Marcos Alonso y Sergio Busquets, con el árbitro Slavko Vincic. / afp

Reacciones

El Barça clama contra los árbitros

El equipo azulgrana considera que el esloveno Slavko Vincic fue determinante en la derrota ante el Inter

DANIEL PANERO

El Barcelona terminó el partido del martes frente al Inter en Milán (1-0) con un cabreo monumental. El conjunto que dirige Xavi Hernández no entendió la labor del árbitro esloveno Slavko Vincic, que no decretó como penalti una mano de Denzel Dumfries en los instantes finales del encuentro y sí pitó una mano de Ansu Fati en el área del equipo italiano previa a un tanto de Pedri. Esas dos jugadas, que terminaron en cruz para los azulgranas, fueron las principales polémicas de una nueva noche de terror europea para el Barça.

«Estoy indignado, no entendemos nada. Si hay mano de Ansu Fati y marca otro jugador, es gol. Y lo otro (el penalti de Dumfries) no se entiende. El árbitro debería dar explicaciones de por qué no lo ha pitado, pero se va y no pasa nada. Ha sido una injusticia grande», aseguró Xavi minutos después de ver cómo esa jugada terminaba en agua de borrajas. Antes, el estadio de San Siro contuvo el aliento al ver a Dumfries golpear con la mano de forma clara un centro al área de Sergi Roberto.

Esa jugada, que ocurrió en el minuto 90, es la que indignó de forma definitiva a un barcelonismo que asistió estupefacto a la decisión final. Slavko Vincic no acudió al monitor a ver la posible mano de Dumfries de la que le avisó el VAR y decidió continuar el juego basándose en que el balón golpea primero en la cabeza del jugador neerlandés y, por tanto, la mano viene precedida de un rebote, en cuyo caso nunca se sancionaría como pena máxima. Es ahí donde crece la indignación del Barcelona, ya que consideran que en ninguna toma se aprecia con certeza si ese contacto existe.

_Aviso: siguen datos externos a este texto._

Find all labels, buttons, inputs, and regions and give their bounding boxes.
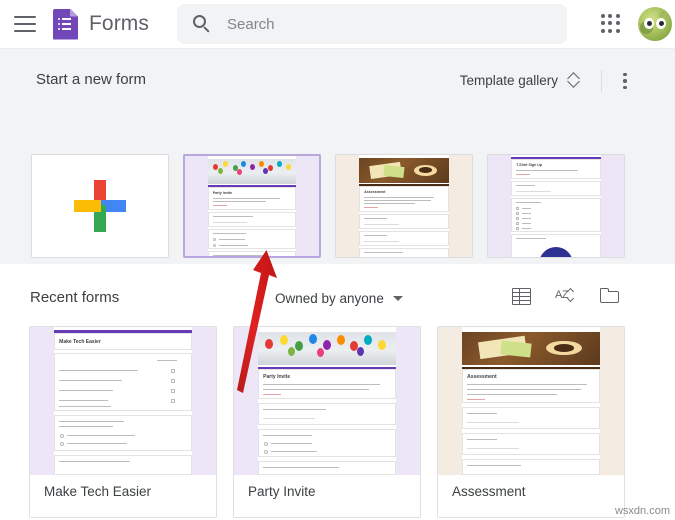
owner-filter-label: Owned by anyone — [275, 291, 384, 306]
template-thumb-assessment[interactable]: Assessment — [335, 154, 473, 258]
apps-grid-icon[interactable] — [601, 14, 621, 34]
template-thumb-blank[interactable] — [31, 154, 169, 258]
template-thumb-party-invite[interactable]: Party Invite — [183, 154, 321, 258]
more-vertical-icon[interactable] — [615, 71, 635, 91]
form-preview: T-Shirt Sign Up — [488, 155, 624, 257]
start-new-form-section: Start a new form Template gallery Blank — [0, 49, 675, 283]
recent-form-card-assessment[interactable]: Assessment Assessment — [437, 326, 625, 518]
recent-view-controls: AZ — [511, 286, 620, 307]
section-title-recent-forms: Recent forms — [30, 289, 120, 306]
caret-down-icon — [392, 296, 403, 301]
template-gallery-label: Template gallery — [459, 73, 558, 88]
folder-icon[interactable] — [599, 286, 620, 307]
recent-forms-section: Recent forms Owned by anyone AZ Make Tec… — [0, 264, 675, 520]
search-icon — [193, 14, 212, 34]
template-gallery-toggle[interactable]: Template gallery — [460, 72, 580, 89]
hamburger-menu-icon[interactable] — [14, 16, 36, 32]
sort-az-icon[interactable]: AZ — [555, 286, 576, 307]
recent-form-label: Make Tech Easier — [44, 484, 152, 499]
chevron-up-down-icon — [567, 72, 580, 89]
recent-form-card-party-invite[interactable]: Party Invite Party Invite — [233, 326, 421, 518]
watermark: wsxdn.com — [614, 505, 670, 517]
recent-form-thumb: Assessment — [438, 327, 624, 475]
recent-form-label: Assessment — [452, 484, 526, 499]
recent-form-thumb: Party Invite — [234, 327, 420, 475]
recent-header: Recent forms Owned by anyone AZ — [0, 286, 675, 316]
app-title: Forms — [89, 12, 149, 35]
header-divider — [601, 70, 602, 92]
balloons-image — [258, 332, 396, 365]
recent-form-thumb: Make Tech Easier — [30, 327, 216, 475]
template-thumb-tshirt-sign-up[interactable]: T-Shirt Sign Up — [487, 154, 625, 258]
forms-home-page: Forms Search Start a new form Template g… — [0, 0, 675, 520]
plus-icon — [74, 180, 126, 232]
templates-header: Start a new form Template gallery — [0, 68, 675, 96]
owner-filter-dropdown[interactable]: Owned by anyone — [275, 291, 403, 306]
recent-forms-list: Make Tech Easier Make Tech Easier Party … — [0, 326, 675, 520]
list-view-icon[interactable] — [511, 286, 532, 307]
forms-logo-icon — [53, 8, 78, 40]
form-preview: Party Invite — [185, 156, 319, 256]
section-title-start-new-form: Start a new form — [36, 71, 147, 88]
search-bar[interactable]: Search — [177, 4, 567, 44]
app-header: Forms Search — [0, 0, 675, 49]
search-input-placeholder[interactable]: Search — [227, 16, 275, 33]
form-preview: Assessment — [336, 155, 472, 257]
coffee-notebook-image — [462, 332, 600, 365]
account-avatar[interactable] — [638, 7, 672, 41]
balloons-image — [207, 159, 297, 184]
recent-form-card-make-tech-easier[interactable]: Make Tech Easier Make Tech Easier — [29, 326, 217, 518]
coffee-notebook-image — [359, 158, 449, 183]
recent-form-label: Party Invite — [248, 484, 316, 499]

No es la única jugada en la que el Barcelona se sintió perjudicado. Minutos antes otro balón al área del Inter terminó con una mala salida por alto de Onana, una mano involuntaria de Ansu Fati y Pedri anotando el tanto que, en ese momento, significaba el del empate. Slavko Vincic anuló el gol, una decisión que tampoco convenció a los culés. «El gol que nos anulan no sé exactamente... nos explican los árbitros que si le da con la mano el que marca gol no es válido, pero si es de otro compañero sí», aseguró Eric García tras el choque.

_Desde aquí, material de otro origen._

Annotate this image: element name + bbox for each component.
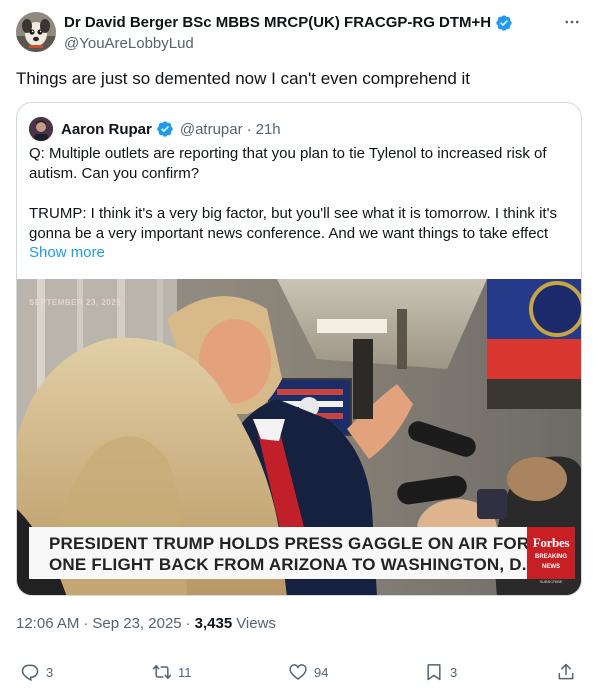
author-handle[interactable]: @YouAreLobbyLud [64,34,558,54]
tweet-text: Things are just so demented now I can't … [16,69,471,88]
repost-button[interactable]: 11 [152,662,192,682]
quoted-paragraph-question: Q: Multiple outlets are reporting that y… [29,145,547,182]
lower-third-line-2: ONE FLIGHT BACK FROM ARIZONA TO WASHINGT… [49,555,549,574]
tweet-time[interactable]: 12:06 AM [16,615,79,632]
views-count: 3,435 [194,615,233,632]
reply-count: 3 [46,664,54,680]
quoted-author-avatar [29,117,53,141]
bookmark-button[interactable]: 3 [424,662,457,682]
verified-badge-icon [157,121,173,137]
separator-dot: · [246,120,252,138]
quoted-author-handle: @atrupar [179,120,243,138]
network-logo: Forbes [532,535,570,550]
quoted-tweet[interactable]: Aaron Rupar @atrupar · 21h Q: Multiple o… [16,102,582,596]
network-sub-1: BREAKING [534,554,567,560]
tweet-meta: 12:06 AM · Sep 23, 2025 · 3,435 Views [16,615,276,632]
reply-button[interactable]: 3 [20,662,53,682]
person-avatar-icon [29,117,53,141]
video-player[interactable]: SEPTEMBER 23, 2025 PRESIDENT TRUMP HOLDS… [17,279,581,595]
bookmark-icon [427,664,441,681]
video-date-stamp: SEPTEMBER 23, 2025 [29,298,122,307]
more-horizontal-icon [565,20,579,24]
show-more-link[interactable]: Show more [29,244,105,261]
quoted-author-name: Aaron Rupar [61,120,152,138]
separator-dot: · [185,615,191,632]
quoted-tweet-header: Aaron Rupar @atrupar · 21h [29,117,281,141]
video-lower-third: PRESIDENT TRUMP HOLDS PRESS GAGGLE ON AI… [29,527,554,579]
author-avatar[interactable] [16,12,56,52]
lower-third-line-1: PRESIDENT TRUMP HOLDS PRESS GAGGLE ON AI… [49,534,554,553]
quoted-tweet-time: 21h [255,120,281,138]
tweet-date[interactable]: Sep 23, 2025 [92,615,181,632]
share-button[interactable] [556,662,576,682]
bookmark-count: 3 [450,664,458,680]
network-logo-box: Forbes BREAKING NEWS [527,527,575,579]
tweet-actions: 3 11 94 3 [16,662,582,686]
more-options-button[interactable] [562,12,582,32]
author-display-name[interactable]: Dr David Berger BSc MBBS MRCP(UK) FRACGP… [64,13,491,33]
reply-icon [21,664,39,682]
dog-avatar-icon [16,12,56,52]
network-tag: SUBSCRIBE [539,579,563,584]
views-label: Views [236,615,276,632]
quoted-paragraph-answer: TRUMP: I think it's a very big factor, b… [29,205,557,242]
repost-icon [152,665,172,679]
like-count: 94 [314,664,329,680]
like-button[interactable]: 94 [288,662,328,682]
share-icon [558,663,574,680]
network-sub-2: NEWS [542,564,560,570]
repost-count: 11 [178,664,192,680]
author-block: Dr David Berger BSc MBBS MRCP(UK) FRACGP… [64,13,558,54]
tweet: Dr David Berger BSc MBBS MRCP(UK) FRACGP… [0,0,598,697]
separator-dot: · [83,615,89,632]
heart-icon [289,664,307,681]
verified-badge-icon [496,15,512,31]
quoted-tweet-text: Q: Multiple outlets are reporting that y… [29,144,569,244]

En el Barça consideran que ya llueve sobre mojado. Frente al Bayern de Múnich en la anterior jornada de la Liga de Campeones, una internada de Ousmane Dembélé concluyó con el francés derribado en el área por Alphonso Davies. En aquella ocasión no se señaló la pena máxima y Xavi decidió no excusarse en esa decisión tras la derrota. «Todo el mundo cree que es penalti, pero yo nunca hablo de los árbitros», aseguró el técnico catalán.

La plaga de lesiones continúa

Pese a la indignación por los dos arbitrajes, en el Barcelona han decidido no extender una queja formal a la UEFA. La entidad culé sopesó esta posibilidad en la noche del martes, pero este miércoles, ya con más calma, pararon esta opción y decidieron pasar página de inmediato para centrarse en una fase clave en el Camp Nou en la que tratarán de mantener el liderato en Liga ante el Celta y después dar un paso al frente en Champions imponiéndose al Inter de Milán para recuperar la segunda plaza.

La derrota no es la única mala noticia que se trajo Xavi el martes de Milán. El técnico azulgrana vio in situ cómo la plaga de lesiones que azota al equipo se vio incrementada por los problemas físicos de Christensen y Kessié. El central danés se retiró aquejado de un esguince en el tobillo izquierdo, mientras que el centrocampista costamarfileño tiene una elongación en el aductor en el muslo derecho. Estas dos bajas se unen a las de Araujo, Koundé, Bellerín, Memphis Depay y Frenkie de Jong, que aún está entre algodones y con la vista puesta en el compromiso frente al Celta el domingo.